Daniel Estrella works at the coffee shop a couple nights a week. He has a full-time day job working for the state, filling pot holes and sweeping up at work sites. He’s one of those nice guys who tries to become best friends with every girl he meets, that’s his angle. He does all right.
"What did Daniel have to say?"
"He liked them. He said they came out perfectly even. Sometimes they can wind up spread too far apart. Unnatural-looking."
She took the soft drink nozzles from the sink and attached them to the six carbonator pumps on the soda machine. I finished up filling a large insulated carafe with fresh brewed coffee.
That does it, I decided. If Daniel Estrella gets to see them then I wanna see ’em, too. What the fuck? Why not?
"Hey, Jenny?"
"You can’t see them."
"What? I wasn’t gonna ask you that."
"What were you gonna ask me?"
"Did you see the Red Sox game last night?"
"No."
"Good game."
"Who pitched?" she said.
"Huh?"
"Who pitched?"
"Lackey. They won."
"Lackey sucks."
"Yeah, he was awful last year. He’ll be all right, though."
I don’t need to see them. I’m almost forty years old, I’m a professional. Integrity still counts for something.

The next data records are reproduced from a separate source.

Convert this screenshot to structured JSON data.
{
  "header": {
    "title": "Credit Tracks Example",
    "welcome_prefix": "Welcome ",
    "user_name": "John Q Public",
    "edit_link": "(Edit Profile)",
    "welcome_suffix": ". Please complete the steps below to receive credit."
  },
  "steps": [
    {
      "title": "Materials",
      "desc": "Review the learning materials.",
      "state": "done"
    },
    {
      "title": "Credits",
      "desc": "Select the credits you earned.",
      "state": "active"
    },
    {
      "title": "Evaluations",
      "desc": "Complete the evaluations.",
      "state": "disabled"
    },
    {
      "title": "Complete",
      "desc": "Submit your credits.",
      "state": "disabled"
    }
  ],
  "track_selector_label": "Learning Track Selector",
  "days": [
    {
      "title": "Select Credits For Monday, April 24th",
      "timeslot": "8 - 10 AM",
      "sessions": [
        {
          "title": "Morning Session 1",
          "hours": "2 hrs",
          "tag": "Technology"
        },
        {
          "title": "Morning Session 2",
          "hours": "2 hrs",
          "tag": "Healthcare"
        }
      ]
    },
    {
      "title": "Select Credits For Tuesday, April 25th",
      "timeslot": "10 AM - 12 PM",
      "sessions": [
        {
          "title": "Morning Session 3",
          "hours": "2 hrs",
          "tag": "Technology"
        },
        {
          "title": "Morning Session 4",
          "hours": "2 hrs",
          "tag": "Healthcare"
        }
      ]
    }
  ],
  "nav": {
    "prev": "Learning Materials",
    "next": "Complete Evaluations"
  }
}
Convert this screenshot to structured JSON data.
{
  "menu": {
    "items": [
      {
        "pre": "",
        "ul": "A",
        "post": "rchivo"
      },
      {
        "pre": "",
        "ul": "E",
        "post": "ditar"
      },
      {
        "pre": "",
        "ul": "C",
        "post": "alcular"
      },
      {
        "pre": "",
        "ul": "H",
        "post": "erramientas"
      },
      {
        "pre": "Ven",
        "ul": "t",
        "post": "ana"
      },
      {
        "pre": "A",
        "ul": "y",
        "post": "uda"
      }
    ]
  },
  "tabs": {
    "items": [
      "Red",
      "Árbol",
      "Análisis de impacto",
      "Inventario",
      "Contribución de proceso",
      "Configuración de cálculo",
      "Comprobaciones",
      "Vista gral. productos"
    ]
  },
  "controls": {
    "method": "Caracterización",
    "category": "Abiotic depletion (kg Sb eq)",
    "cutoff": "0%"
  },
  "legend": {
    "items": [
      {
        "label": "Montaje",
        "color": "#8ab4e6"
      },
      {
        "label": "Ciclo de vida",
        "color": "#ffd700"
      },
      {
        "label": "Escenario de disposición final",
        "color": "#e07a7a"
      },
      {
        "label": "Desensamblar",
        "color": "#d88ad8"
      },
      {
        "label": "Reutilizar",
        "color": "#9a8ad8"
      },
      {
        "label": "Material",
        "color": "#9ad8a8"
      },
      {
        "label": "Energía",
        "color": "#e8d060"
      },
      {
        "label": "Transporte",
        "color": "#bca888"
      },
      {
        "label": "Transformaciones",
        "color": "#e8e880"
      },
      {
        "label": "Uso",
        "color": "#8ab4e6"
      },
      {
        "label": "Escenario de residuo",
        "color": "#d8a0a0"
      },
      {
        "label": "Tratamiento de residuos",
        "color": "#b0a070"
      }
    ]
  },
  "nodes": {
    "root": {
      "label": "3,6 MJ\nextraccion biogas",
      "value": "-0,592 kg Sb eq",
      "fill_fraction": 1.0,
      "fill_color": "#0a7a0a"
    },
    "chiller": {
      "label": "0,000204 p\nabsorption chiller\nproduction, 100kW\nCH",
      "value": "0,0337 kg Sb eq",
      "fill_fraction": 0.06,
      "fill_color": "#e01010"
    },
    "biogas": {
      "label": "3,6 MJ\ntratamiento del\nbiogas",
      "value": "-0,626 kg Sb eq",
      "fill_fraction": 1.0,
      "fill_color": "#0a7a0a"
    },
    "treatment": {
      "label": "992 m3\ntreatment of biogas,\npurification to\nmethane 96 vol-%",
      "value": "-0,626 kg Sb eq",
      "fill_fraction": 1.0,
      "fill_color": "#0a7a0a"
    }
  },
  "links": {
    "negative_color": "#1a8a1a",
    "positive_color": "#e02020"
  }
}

"Hey, Vic," she called from the kitchen.
"Yeah?"
"Come here for a second."
I was kneeling in front of the bake case counting the day-old cheesecakes and pastries. I imagined her standing by the dishwasher with one hand placed on her hip. I could see her clearly in my mind.
At just this moment a tall city policeman rapped his knuckles hard against the glass door three times and pointed at his watch.
"Eight o’clock," I almost shouted, as if he could hear me through the glass. Cops always expect special treatment. Let him wait outside.
The cop climbed in his cruiser and slowly backed out of the strip mall parking lot. I waited by the cash register and looked up at the television mounted on the wall. The local news was on.
"You’re lucky he doesn’t tow your truck," she said as she walked back in from the kitchen. "Your inspection sticker’s from the 1990’s."
"It’s vintage," I said.
"So are you."
"Thanks."
Jenny’s a good kid. And I know what you’re wondering about, too. Did I get to see them? Hey, give me some credit here, I’m just a guy. And if you had the chance to see something like that, knowing that each of us only gets one loop around this circle, what would you do?
Integrity still counts for something, right?